Eastchester Center for Cancer Care: The sponsor of this pink edition of the Bronx Times focusing on breast cancer and its treatment

Eastchester Center for Cancer Care: The sponsor of this pink edition of the Bronx Times focusing on breast cancer and its treatment|Eastchester Center for Cancer Care: The sponsor of this pink edition of the Bronx Times focusing on breast cancer and its treatment
Photo courtesy of Eastchester Center for Cancer Care|Photo courtesy of Eastchester Center for Cancer Care

Eastchester Center for Cancer Care offers a host of services for people will all types of breast cancer in a comfortable community setting, and they are the main sponsor of this special pink edition of the Bronx Times Reporter.

The center located at 2330 Eastchester Road in Pelham Gardens is a state-of-the-art oncology facility, meaning a facility that treats tumors, including breast cancer.

The special thing about Eastchester Center for Cancer Care, according some of its key staff, is that itn offers the same high-quality breast cancer care that is found in a large research or university medical hospital.

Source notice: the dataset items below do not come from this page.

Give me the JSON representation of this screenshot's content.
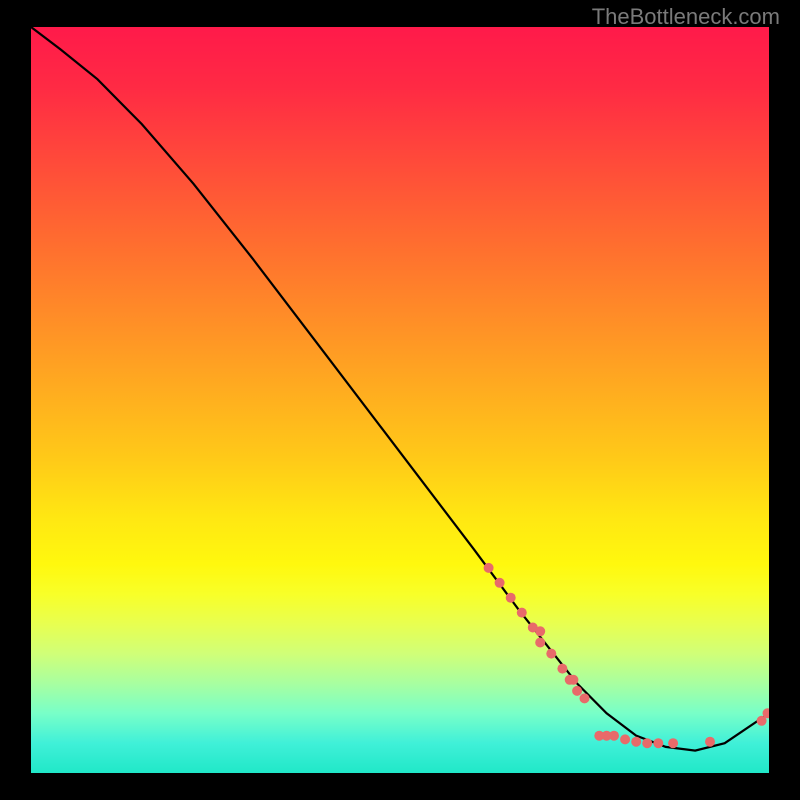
{
  "watermark": "TheBottleneck.com",
  "chart_data": {
    "type": "line",
    "title": "",
    "xlabel": "",
    "ylabel": "",
    "xlim": [
      0,
      100
    ],
    "ylim": [
      0,
      100
    ],
    "grid": false,
    "legend": false,
    "series": [
      {
        "name": "curve",
        "x": [
          0,
          4,
          9,
          15,
          22,
          30,
          40,
          50,
          60,
          66,
          70,
          74,
          78,
          82,
          86,
          90,
          94,
          100
        ],
        "y": [
          100,
          97,
          93,
          87,
          79,
          69,
          56,
          43,
          30,
          22,
          17,
          12,
          8,
          5,
          3.5,
          3,
          4,
          8
        ]
      }
    ],
    "markers": [
      {
        "x": 62.0,
        "y": 27.5
      },
      {
        "x": 63.5,
        "y": 25.5
      },
      {
        "x": 65.0,
        "y": 23.5
      },
      {
        "x": 66.5,
        "y": 21.5
      },
      {
        "x": 68.0,
        "y": 19.5
      },
      {
        "x": 69.0,
        "y": 19.0
      },
      {
        "x": 69.0,
        "y": 17.5
      },
      {
        "x": 70.5,
        "y": 16.0
      },
      {
        "x": 72.0,
        "y": 14.0
      },
      {
        "x": 73.0,
        "y": 12.5
      },
      {
        "x": 73.5,
        "y": 12.5
      },
      {
        "x": 74.0,
        "y": 11.0
      },
      {
        "x": 75.0,
        "y": 10.0
      },
      {
        "x": 77.0,
        "y": 5.0
      },
      {
        "x": 78.0,
        "y": 5.0
      },
      {
        "x": 79.0,
        "y": 5.0
      },
      {
        "x": 80.5,
        "y": 4.5
      },
      {
        "x": 82.0,
        "y": 4.2
      },
      {
        "x": 83.5,
        "y": 4.0
      },
      {
        "x": 85.0,
        "y": 4.0
      },
      {
        "x": 87.0,
        "y": 4.0
      },
      {
        "x": 92.0,
        "y": 4.2
      },
      {
        "x": 99.0,
        "y": 7.0
      },
      {
        "x": 99.8,
        "y": 8.0
      }
    ],
    "background_gradient": {
      "top": "#ff1a4a",
      "mid": "#ffe812",
      "bottom": "#20e8c8"
    }
  }
}
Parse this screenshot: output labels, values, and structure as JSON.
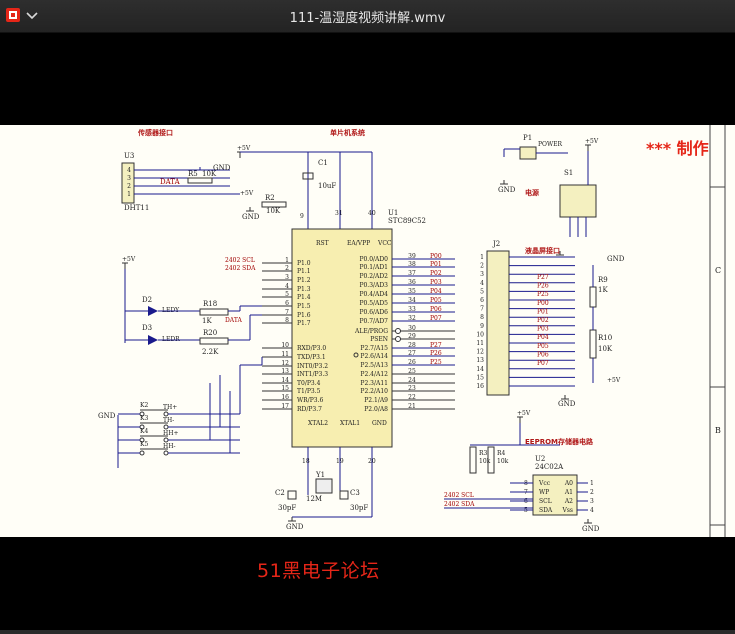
{
  "window": {
    "title": "111-温湿度视频讲解.wmv"
  },
  "colors": {
    "brand_logo": "#e52618",
    "wire": "#1a1a8c",
    "red_label": "#b01818",
    "net_label": "#a00000",
    "title_red": "#e52618"
  },
  "video": {
    "made_by": "*** 制作",
    "watermark": "51黑电子论坛",
    "schematic": {
      "section_sensor": "传感器接口",
      "section_mcu": "单片机系统",
      "section_power": "电源",
      "section_lcd": "液晶屏接口",
      "section_eeprom": "EEPROM存储器电路",
      "border_labels": [
        "C",
        "B"
      ],
      "u3": {
        "ref": "U3",
        "part": "DHT11",
        "pins": [
          "4",
          "3",
          "2",
          "1"
        ]
      },
      "u1": {
        "ref": "U1",
        "part": "STC89C52"
      },
      "u2": {
        "ref": "U2",
        "part": "24C02A"
      },
      "p1": {
        "ref": "P1",
        "label": "POWER"
      },
      "s1": {
        "ref": "S1"
      },
      "j2": {
        "ref": "J2",
        "pins": [
          "1",
          "2",
          "3",
          "4",
          "5",
          "6",
          "7",
          "8",
          "9",
          "10",
          "11",
          "12",
          "13",
          "14",
          "15",
          "16"
        ]
      },
      "power": {
        "vcc": "+5V",
        "gnd": "GND"
      },
      "sensor": {
        "r5": "R5",
        "r5_val": "10K",
        "data": "DATA",
        "r2": "R2",
        "r2_val": "10K"
      },
      "mcu_top": {
        "c1": "C1",
        "c1_val": "10uF",
        "pin_rst": "9",
        "pin_ea": "31",
        "pin_vcc": "40",
        "rst": "RST",
        "ea": "EA/VPP",
        "vcc": "VCC"
      },
      "left_pins": [
        {
          "num": "1",
          "name": "P1.0",
          "net": "2402_SCL"
        },
        {
          "num": "2",
          "name": "P1.1",
          "net": "2402_SDA"
        },
        {
          "num": "3",
          "name": "P1.2",
          "net": ""
        },
        {
          "num": "4",
          "name": "P1.3",
          "net": ""
        },
        {
          "num": "5",
          "name": "P1.4",
          "net": ""
        },
        {
          "num": "6",
          "name": "P1.5",
          "net": ""
        },
        {
          "num": "7",
          "name": "P1.6",
          "net": ""
        },
        {
          "num": "8",
          "name": "P1.7",
          "net": "DATA"
        },
        {
          "num": "10",
          "name": "RXD/P3.0",
          "net": ""
        },
        {
          "num": "11",
          "name": "TXD/P3.1",
          "net": ""
        },
        {
          "num": "12",
          "name": "INT0/P3.2",
          "net": ""
        },
        {
          "num": "13",
          "name": "INT1/P3.3",
          "net": ""
        },
        {
          "num": "14",
          "name": "T0/P3.4",
          "net": ""
        },
        {
          "num": "15",
          "name": "T1/P3.5",
          "net": ""
        },
        {
          "num": "16",
          "name": "WR/P3.6",
          "net": ""
        },
        {
          "num": "17",
          "name": "RD/P3.7",
          "net": ""
        }
      ],
      "right_pins": [
        {
          "num": "39",
          "name": "P0.0/AD0",
          "net": "P00"
        },
        {
          "num": "38",
          "name": "P0.1/AD1",
          "net": "P01"
        },
        {
          "num": "37",
          "name": "P0.2/AD2",
          "net": "P02"
        },
        {
          "num": "36",
          "name": "P0.3/AD3",
          "net": "P03"
        },
        {
          "num": "35",
          "name": "P0.4/AD4",
          "net": "P04"
        },
        {
          "num": "34",
          "name": "P0.5/AD5",
          "net": "P05"
        },
        {
          "num": "33",
          "name": "P0.6/AD6",
          "net": "P06"
        },
        {
          "num": "32",
          "name": "P0.7/AD7",
          "net": "P07"
        },
        {
          "num": "30",
          "name": "ALE/PROG",
          "net": ""
        },
        {
          "num": "29",
          "name": "PSEN",
          "net": ""
        },
        {
          "num": "28",
          "name": "P2.7/A15",
          "net": "P27"
        },
        {
          "num": "27",
          "name": "P2.6/A14",
          "net": "P26"
        },
        {
          "num": "26",
          "name": "P2.5/A13",
          "net": "P25"
        },
        {
          "num": "25",
          "name": "P2.4/A12",
          "net": ""
        },
        {
          "num": "24",
          "name": "P2.3/A11",
          "net": ""
        },
        {
          "num": "23",
          "name": "P2.2/A10",
          "net": ""
        },
        {
          "num": "22",
          "name": "P2.1/A9",
          "net": ""
        },
        {
          "num": "21",
          "name": "P2.0/A8",
          "net": ""
        }
      ],
      "mcu_bottom": {
        "xtal2": "XTAL2",
        "xtal1": "XTAL1",
        "gnd": "GND",
        "pin18": "18",
        "pin19": "19",
        "pin20": "20"
      },
      "leds": {
        "d2": "D2",
        "ledy": "LEDY",
        "d3": "D3",
        "ledr": "LEDR",
        "r18": "R18",
        "r18_val": "1K",
        "r20": "R20",
        "r20_val": "2.2K"
      },
      "keys": [
        {
          "ref": "K2",
          "net": "TH+"
        },
        {
          "ref": "K3",
          "net": "TH-"
        },
        {
          "ref": "K4",
          "net": "HH+"
        },
        {
          "ref": "K5",
          "net": "HH-"
        }
      ],
      "crystal": {
        "y1": "Y1",
        "y1_val": "12M",
        "c2": "C2",
        "c2_val": "30pF",
        "c3": "C3",
        "c3_val": "30pF"
      },
      "lcd_nets": [
        "P27",
        "P26",
        "P25",
        "P00",
        "P01",
        "P02",
        "P03",
        "P04",
        "P05",
        "P06",
        "P07"
      ],
      "lcd_res": {
        "r9": "R9",
        "r9_val": "1K",
        "r10": "R10",
        "r10_val": "10K"
      },
      "eeprom": {
        "r3": "R3",
        "r3_val": "10k",
        "r4": "R4",
        "r4_val": "10k",
        "scl": "2402_SCL",
        "sda": "2402_SDA",
        "left": [
          "Vcc",
          "WP",
          "SCL",
          "SDA"
        ],
        "right": [
          "A0",
          "A1",
          "A2",
          "Vss"
        ],
        "lpins": [
          "8",
          "7",
          "6",
          "5"
        ],
        "rpins": [
          "1",
          "2",
          "3",
          "4"
        ]
      }
    }
  }
}
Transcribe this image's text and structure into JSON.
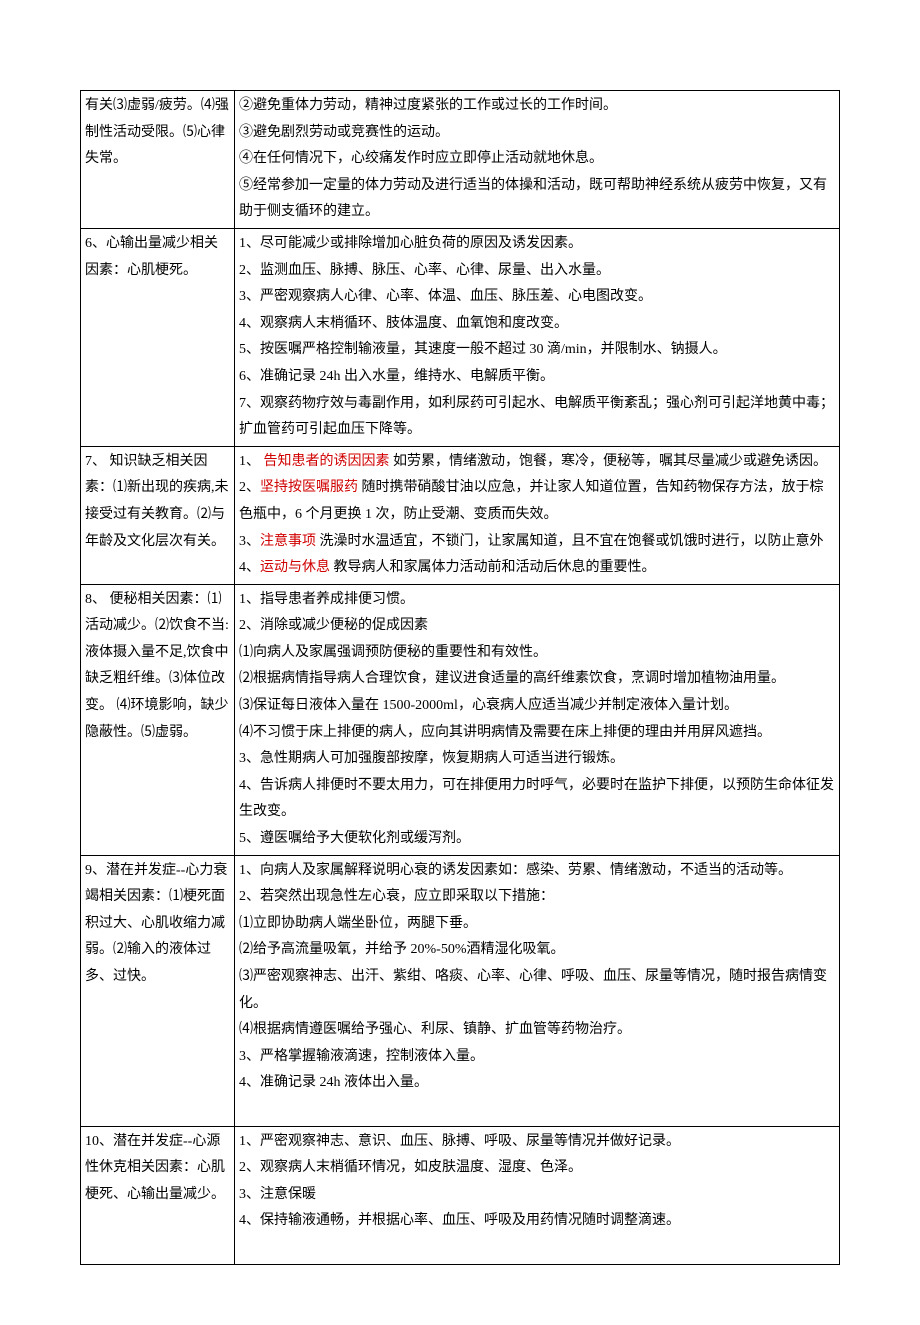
{
  "rows": [
    {
      "left": [
        "有关",
        "⑶虚弱/疲劳。",
        "⑷强制性活动受限。",
        "⑸心律失常。"
      ],
      "right": [
        {
          "segments": [
            {
              "t": "②避免重体力劳动，精神过度紧张的工作或过长的工作时间。"
            }
          ]
        },
        {
          "segments": [
            {
              "t": "③避免剧烈劳动或竞赛性的运动。"
            }
          ]
        },
        {
          "segments": [
            {
              "t": "④在任何情况下，心绞痛发作时应立即停止活动就地休息。"
            }
          ]
        },
        {
          "segments": [
            {
              "t": "⑤经常参加一定量的体力劳动及进行适当的体操和活动，既可帮助神经系统从疲劳中恢复，又有助于侧支循环的建立。"
            }
          ]
        }
      ]
    },
    {
      "left": [
        "6、心输出量减少",
        "相关因素：",
        "心肌梗死。"
      ],
      "right": [
        {
          "segments": [
            {
              "t": "1、尽可能减少或排除增加心脏负荷的原因及诱发因素。"
            }
          ]
        },
        {
          "segments": [
            {
              "t": "2、监测血压、脉搏、脉压、心率、心律、尿量、出入水量。"
            }
          ]
        },
        {
          "segments": [
            {
              "t": "3、严密观察病人心律、心率、体温、血压、脉压差、心电图改变。"
            }
          ]
        },
        {
          "segments": [
            {
              "t": "4、观察病人末梢循环、肢体温度、血氧饱和度改变。"
            }
          ]
        },
        {
          "segments": [
            {
              "t": "5、按医嘱严格控制输液量，其速度一般不超过 30 滴/min，并限制水、钠摄人。"
            }
          ]
        },
        {
          "segments": [
            {
              "t": "6、准确记录 24h 出入水量，维持水、电解质平衡。"
            }
          ]
        },
        {
          "segments": [
            {
              "t": "7、观察药物疗效与毒副作用，如利尿药可引起水、电解质平衡紊乱；强心剂可引起洋地黄中毒；扩血管药可引起血压下降等。"
            }
          ]
        }
      ]
    },
    {
      "left": [
        "7、 知识缺乏",
        "相关因素：",
        "⑴新出现的疾病,未接受过有关教育。",
        "⑵与年龄及文化层次有关。"
      ],
      "right": [
        {
          "segments": [
            {
              "t": "1、 "
            },
            {
              "t": "告知患者的诱因因素",
              "red": true
            },
            {
              "t": " 如劳累，情绪激动，饱餐，寒冷，便秘等，嘱其尽量减少或避免诱因。"
            }
          ]
        },
        {
          "segments": [
            {
              "t": "2、"
            },
            {
              "t": "坚持按医嘱服药",
              "red": true
            },
            {
              "t": " 随时携带硝酸甘油以应急，并让家人知道位置，告知药物保存方法，放于棕色瓶中，6 个月更换 1 次，防止受潮、变质而失效。"
            }
          ]
        },
        {
          "segments": [
            {
              "t": "3、"
            },
            {
              "t": "注意事项",
              "red": true
            },
            {
              "t": " 洗澡时水温适宜，不锁门，让家属知道，且不宜在饱餐或饥饿时进行，以防止意外"
            }
          ]
        },
        {
          "segments": [
            {
              "t": "4、"
            },
            {
              "t": "运动与休息",
              "red": true
            },
            {
              "t": " 教导病人和家属体力活动前和活动后休息的重要性。"
            }
          ]
        }
      ]
    },
    {
      "left": [
        "8、 便秘",
        "相关因素：",
        "⑴活动减少。",
        "⑵饮食不当: 液体摄入量不足,饮食中缺乏粗纤维。",
        "⑶体位改变。",
        " ⑷环境影响，缺少隐蔽性。",
        "⑸虚弱。",
        ""
      ],
      "right": [
        {
          "segments": [
            {
              "t": "1、指导患者养成排便习惯。"
            }
          ]
        },
        {
          "segments": [
            {
              "t": "2、消除或减少便秘的促成因素"
            }
          ]
        },
        {
          "segments": [
            {
              "t": "⑴向病人及家属强调预防便秘的重要性和有效性。"
            }
          ]
        },
        {
          "segments": [
            {
              "t": "⑵根据病情指导病人合理饮食，建议进食适量的高纤维素饮食，烹调时增加植物油用量。"
            }
          ]
        },
        {
          "segments": [
            {
              "t": "⑶保证每日液体入量在 1500-2000ml，心衰病人应适当减少并制定液体入量计划。"
            }
          ]
        },
        {
          "segments": [
            {
              "t": "⑷不习惯于床上排便的病人，应向其讲明病情及需要在床上排便的理由并用屏风遮挡。"
            }
          ]
        },
        {
          "segments": [
            {
              "t": "3、急性期病人可加强腹部按摩，恢复期病人可适当进行锻炼。"
            }
          ]
        },
        {
          "segments": [
            {
              "t": "4、告诉病人排便时不要太用力，可在排便用力时呼气，必要时在监护下排便，以预防生命体征发生改变。"
            }
          ]
        },
        {
          "segments": [
            {
              "t": "5、遵医嘱给予大便软化剂或缓泻剂。"
            }
          ]
        }
      ]
    },
    {
      "left": [
        "9、潜在并发症--心力衰竭",
        "相关因素：",
        "⑴梗死面积过大、心肌收缩力减弱。",
        "⑵输入的液体过多、过快。"
      ],
      "right": [
        {
          "segments": [
            {
              "t": "1、向病人及家属解释说明心衰的诱发因素如：感染、劳累、情绪激动，不适当的活动等。"
            }
          ]
        },
        {
          "segments": [
            {
              "t": "2、若突然出现急性左心衰，应立即采取以下措施："
            }
          ]
        },
        {
          "segments": [
            {
              "t": "⑴立即协助病人端坐卧位，两腿下垂。"
            }
          ]
        },
        {
          "segments": [
            {
              "t": "⑵给予高流量吸氧，并给予 20%-50%酒精湿化吸氧。"
            }
          ]
        },
        {
          "segments": [
            {
              "t": "⑶严密观察神志、出汗、紫绀、咯痰、心率、心律、呼吸、血压、尿量等情况，随时报告病情变化。"
            }
          ]
        },
        {
          "segments": [
            {
              "t": "⑷根据病情遵医嘱给予强心、利尿、镇静、扩血管等药物治疗。"
            }
          ]
        },
        {
          "segments": [
            {
              "t": "3、严格掌握输液滴速，控制液体入量。"
            }
          ]
        },
        {
          "segments": [
            {
              "t": "4、准确记录 24h 液体出入量。"
            }
          ]
        },
        {
          "segments": [
            {
              "t": ""
            }
          ]
        }
      ]
    },
    {
      "left": [
        "10、潜在并发症--心源性休克",
        "相关因素：",
        "心肌梗死、心输出量减少。"
      ],
      "right": [
        {
          "segments": [
            {
              "t": "1、严密观察神志、意识、血压、脉搏、呼吸、尿量等情况并做好记录。"
            }
          ]
        },
        {
          "segments": [
            {
              "t": "2、观察病人末梢循环情况，如皮肤温度、湿度、色泽。"
            }
          ]
        },
        {
          "segments": [
            {
              "t": "3、注意保暖"
            }
          ]
        },
        {
          "segments": [
            {
              "t": "4、保持输液通畅，并根据心率、血压、呼吸及用药情况随时调整滴速。"
            }
          ]
        },
        {
          "segments": [
            {
              "t": ""
            }
          ]
        }
      ]
    }
  ]
}
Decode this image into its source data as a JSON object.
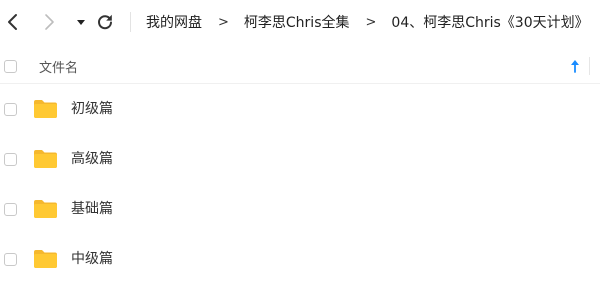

Yet all this is offered in a community-based setting where the doctors and staff know each patient as an individual and work together as a team to create the best treatment plan possible.

“The personal connection between doctor and patient is everywhere at Eastchester, but in large institutions, it does not exist anymore,” said Dr. Anthony Hoffman, medical oncologist, who handles the administering of medicine.

With consolidation of medical providers throughout New York City into just a few giant hospital systems, much of the one-on-one personal care that medicine used to be all about is gone, but this is not true at Eastchester Center for Cancer Care, said Dr. Hoffman.

Patients at Eastchester are known by name, and they are cared for in a setting that offers true collaborative decision making where the individual department team members speak to one another and consult on treatment, something that oftentimes does not happen in larger hospitals, said Hoffman.

Breast surgeries are performed by Dr. Nella Shapiro in an operating room at Albert Einstein-Weiler Hospital with the appropriate attending physicians, he said.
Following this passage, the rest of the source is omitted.